He said he liked them separate so that when they added one, it was easily noticed. I just told him we didn't need that, we had the SixtoReport.

Honestly, I've seen more problems with that method. Even he gets frustrated when his parents will tune to the low number SD channel instead of the HD.

As for a clock, I turn down all my LEDs, so would there too. I had enough trouble with my Eye of Mordor record light.


----------



## hdtvfan0001 (Jul 28, 2004)

Davenlr said:


> Na, if they wanted to really be retro, the clock would have to flash 12:00 perpetually.


:lol:


----------



## Sixto (Nov 18, 2005)

I usually find a lit clock very distracting near any TV, and that was always the first thing that I'd turn off, same as I do with the lights on every DirecTV receiver.

Boot, turn the lights off, go ... it also helps to know if the box has been re-booted for any reason (because the lights will be back on) ... and it's optional so it's there for those that like it.


----------



## inkahauts (Nov 13, 2006)

"dpeters11" said:


> He said he liked them separate so that when they added one, it was easily noticed. I just told him we didn't need that, we had the SixtoReport.
> 
> Honestly, I've seen more problems with that method. Even he gets frustrated when his parents will tune to the low number SD channel instead of the HD.
> 
> As for a clock, I turn down all my LEDs, so would there too. I had enough trouble with my Eye of Mordor record light.


Tv messages and banners aren't enough huh? Separate channel number is terrible, IMHO.


----------



## sdirv (Dec 14, 2008)

spartanstew said:


> I wear a watch.
> 
> (and have a pendulum clock on the wall, a "smart phone" on my person, and a laptop on the table next to me)
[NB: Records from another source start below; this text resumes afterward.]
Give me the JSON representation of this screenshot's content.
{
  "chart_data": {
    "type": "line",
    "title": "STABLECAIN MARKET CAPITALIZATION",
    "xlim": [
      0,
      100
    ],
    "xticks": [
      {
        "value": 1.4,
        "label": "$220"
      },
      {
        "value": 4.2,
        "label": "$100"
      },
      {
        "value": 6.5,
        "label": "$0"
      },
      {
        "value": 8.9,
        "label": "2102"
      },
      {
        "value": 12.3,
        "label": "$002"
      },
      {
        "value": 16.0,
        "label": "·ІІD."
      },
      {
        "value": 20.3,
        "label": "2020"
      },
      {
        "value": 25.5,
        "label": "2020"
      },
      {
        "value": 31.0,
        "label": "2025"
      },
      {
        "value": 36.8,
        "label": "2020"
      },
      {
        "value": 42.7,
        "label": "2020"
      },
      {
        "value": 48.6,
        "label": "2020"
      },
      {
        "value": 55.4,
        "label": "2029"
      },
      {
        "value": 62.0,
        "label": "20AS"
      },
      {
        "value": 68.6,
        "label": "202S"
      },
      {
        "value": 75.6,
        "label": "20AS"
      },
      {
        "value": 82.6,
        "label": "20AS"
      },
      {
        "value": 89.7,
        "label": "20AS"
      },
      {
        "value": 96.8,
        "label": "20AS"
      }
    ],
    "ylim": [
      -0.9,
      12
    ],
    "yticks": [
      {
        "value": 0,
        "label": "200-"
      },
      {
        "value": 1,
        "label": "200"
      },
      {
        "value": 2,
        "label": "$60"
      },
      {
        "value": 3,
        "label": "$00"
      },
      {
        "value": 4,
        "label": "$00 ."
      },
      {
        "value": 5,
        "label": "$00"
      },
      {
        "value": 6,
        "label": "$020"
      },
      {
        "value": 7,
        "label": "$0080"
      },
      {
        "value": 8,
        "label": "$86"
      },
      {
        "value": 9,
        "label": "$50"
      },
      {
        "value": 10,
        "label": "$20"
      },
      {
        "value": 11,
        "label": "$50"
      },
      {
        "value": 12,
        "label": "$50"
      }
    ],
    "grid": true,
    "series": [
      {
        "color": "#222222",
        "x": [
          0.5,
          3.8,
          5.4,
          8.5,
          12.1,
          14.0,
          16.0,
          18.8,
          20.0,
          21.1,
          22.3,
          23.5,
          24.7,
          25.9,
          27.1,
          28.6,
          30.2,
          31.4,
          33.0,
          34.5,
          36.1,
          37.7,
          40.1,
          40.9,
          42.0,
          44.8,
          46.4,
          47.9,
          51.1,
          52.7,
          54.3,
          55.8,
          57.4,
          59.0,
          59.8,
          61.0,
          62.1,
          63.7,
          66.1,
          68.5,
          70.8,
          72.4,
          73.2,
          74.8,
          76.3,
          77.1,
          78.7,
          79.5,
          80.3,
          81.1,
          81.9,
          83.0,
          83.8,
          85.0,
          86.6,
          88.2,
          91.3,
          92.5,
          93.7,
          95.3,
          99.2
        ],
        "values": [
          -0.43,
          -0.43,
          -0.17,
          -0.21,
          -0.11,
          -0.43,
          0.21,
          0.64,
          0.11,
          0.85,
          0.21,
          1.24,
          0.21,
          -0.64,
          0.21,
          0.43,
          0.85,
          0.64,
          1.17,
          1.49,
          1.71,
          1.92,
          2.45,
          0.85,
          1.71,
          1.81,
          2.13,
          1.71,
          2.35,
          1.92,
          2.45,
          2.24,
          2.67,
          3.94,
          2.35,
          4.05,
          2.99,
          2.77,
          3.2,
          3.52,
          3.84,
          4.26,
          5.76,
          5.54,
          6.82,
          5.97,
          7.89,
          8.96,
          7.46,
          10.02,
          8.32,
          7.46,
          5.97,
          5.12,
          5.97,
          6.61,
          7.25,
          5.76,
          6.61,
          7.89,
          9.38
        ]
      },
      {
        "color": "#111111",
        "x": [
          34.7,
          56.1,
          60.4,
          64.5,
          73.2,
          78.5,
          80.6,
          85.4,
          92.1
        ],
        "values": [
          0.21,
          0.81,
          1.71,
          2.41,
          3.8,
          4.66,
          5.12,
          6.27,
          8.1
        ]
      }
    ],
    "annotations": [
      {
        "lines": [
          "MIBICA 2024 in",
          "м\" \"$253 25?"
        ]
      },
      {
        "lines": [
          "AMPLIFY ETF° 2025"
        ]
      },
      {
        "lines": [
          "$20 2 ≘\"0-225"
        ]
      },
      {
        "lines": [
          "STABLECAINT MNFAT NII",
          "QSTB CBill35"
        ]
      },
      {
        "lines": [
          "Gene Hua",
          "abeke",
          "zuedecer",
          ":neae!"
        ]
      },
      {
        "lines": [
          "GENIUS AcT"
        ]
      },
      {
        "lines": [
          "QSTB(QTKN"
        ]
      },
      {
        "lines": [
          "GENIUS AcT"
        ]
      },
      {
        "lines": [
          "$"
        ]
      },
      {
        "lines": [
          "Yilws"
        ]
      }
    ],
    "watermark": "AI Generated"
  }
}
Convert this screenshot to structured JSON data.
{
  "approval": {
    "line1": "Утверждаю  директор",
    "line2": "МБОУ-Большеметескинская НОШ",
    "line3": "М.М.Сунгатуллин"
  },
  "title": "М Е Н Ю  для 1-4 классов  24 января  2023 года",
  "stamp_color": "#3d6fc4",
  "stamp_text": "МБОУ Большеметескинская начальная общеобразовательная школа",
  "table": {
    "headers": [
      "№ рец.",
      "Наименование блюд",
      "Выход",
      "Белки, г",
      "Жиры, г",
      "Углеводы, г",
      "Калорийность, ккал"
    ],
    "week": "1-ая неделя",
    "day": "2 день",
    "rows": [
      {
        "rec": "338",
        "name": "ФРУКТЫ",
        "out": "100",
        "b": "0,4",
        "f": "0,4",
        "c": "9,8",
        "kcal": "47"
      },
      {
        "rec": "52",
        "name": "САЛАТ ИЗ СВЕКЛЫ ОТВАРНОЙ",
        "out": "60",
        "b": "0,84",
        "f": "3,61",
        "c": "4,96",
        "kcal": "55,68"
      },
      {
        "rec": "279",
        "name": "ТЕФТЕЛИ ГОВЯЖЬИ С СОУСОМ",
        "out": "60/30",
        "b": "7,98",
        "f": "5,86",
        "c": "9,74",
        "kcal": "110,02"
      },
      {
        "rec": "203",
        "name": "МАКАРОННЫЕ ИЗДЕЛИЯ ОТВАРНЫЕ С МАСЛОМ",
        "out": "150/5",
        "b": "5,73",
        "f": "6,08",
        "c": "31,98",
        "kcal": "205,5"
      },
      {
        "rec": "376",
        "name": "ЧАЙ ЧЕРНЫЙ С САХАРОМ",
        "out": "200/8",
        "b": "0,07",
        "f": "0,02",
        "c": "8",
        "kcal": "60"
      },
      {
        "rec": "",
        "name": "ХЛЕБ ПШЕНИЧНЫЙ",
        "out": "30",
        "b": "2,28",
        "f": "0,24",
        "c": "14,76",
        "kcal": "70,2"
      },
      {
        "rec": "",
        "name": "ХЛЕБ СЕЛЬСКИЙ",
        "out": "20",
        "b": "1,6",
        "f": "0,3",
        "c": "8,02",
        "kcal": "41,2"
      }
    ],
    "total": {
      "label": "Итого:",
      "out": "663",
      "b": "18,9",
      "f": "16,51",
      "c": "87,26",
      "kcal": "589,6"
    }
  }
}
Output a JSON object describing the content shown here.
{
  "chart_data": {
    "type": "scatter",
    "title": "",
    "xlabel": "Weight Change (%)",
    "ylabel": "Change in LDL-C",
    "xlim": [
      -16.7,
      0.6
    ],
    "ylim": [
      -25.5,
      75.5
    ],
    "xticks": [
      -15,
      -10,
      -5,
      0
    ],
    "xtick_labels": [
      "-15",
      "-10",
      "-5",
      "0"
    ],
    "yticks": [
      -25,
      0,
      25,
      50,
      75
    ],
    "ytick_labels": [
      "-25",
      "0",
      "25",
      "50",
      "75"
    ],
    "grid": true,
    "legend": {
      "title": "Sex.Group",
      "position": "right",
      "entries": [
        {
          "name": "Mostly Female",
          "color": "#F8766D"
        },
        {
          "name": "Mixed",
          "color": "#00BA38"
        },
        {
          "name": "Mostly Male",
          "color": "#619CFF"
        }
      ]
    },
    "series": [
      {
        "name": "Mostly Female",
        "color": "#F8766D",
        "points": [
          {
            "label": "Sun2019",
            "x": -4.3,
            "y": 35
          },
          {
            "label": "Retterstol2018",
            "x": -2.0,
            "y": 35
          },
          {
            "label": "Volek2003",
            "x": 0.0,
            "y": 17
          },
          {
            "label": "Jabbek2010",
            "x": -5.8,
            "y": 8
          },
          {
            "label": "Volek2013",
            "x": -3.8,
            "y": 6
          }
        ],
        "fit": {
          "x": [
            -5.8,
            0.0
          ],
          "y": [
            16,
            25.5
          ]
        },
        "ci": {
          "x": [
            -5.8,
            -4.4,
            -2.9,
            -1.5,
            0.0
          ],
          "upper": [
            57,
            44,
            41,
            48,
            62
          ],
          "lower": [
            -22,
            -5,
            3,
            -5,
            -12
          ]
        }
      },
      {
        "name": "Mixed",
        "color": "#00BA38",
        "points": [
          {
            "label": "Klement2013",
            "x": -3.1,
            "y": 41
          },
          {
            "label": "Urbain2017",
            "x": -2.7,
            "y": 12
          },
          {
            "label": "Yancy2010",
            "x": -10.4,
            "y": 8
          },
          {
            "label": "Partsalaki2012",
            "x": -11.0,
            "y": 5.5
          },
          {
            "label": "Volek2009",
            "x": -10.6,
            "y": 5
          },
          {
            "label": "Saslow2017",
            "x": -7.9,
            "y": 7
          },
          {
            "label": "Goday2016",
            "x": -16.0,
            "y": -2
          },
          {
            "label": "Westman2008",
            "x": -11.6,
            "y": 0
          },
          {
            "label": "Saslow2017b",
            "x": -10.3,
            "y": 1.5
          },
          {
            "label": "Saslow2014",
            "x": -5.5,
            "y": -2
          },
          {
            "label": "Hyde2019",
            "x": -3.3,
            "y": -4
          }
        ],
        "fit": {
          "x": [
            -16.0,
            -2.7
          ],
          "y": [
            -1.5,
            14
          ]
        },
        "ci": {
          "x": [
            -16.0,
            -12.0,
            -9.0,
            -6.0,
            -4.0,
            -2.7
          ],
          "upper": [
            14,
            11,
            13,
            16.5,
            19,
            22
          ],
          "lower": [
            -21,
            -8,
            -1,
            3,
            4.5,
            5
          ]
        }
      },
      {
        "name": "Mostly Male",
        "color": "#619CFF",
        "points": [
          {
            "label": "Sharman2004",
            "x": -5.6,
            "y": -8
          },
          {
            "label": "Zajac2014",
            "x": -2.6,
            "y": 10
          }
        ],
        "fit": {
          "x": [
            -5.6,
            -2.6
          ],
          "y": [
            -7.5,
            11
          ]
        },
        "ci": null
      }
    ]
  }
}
I've got a wall clock above the TV.....

In the same "rack" with my DVR is a VCR AND a DVD recorder..both of those have clocks that are set to "--:--" LOL

There's a wall clock in the den which adjoins my family room, I can see it from the couch.

:lol:


----------



## tonyd79 (Jul 24, 2006)

"inkahauts" said:


> Tv messages and banners aren't enough huh? Separate channel number is terrible, IMHO.


+3.14159


----------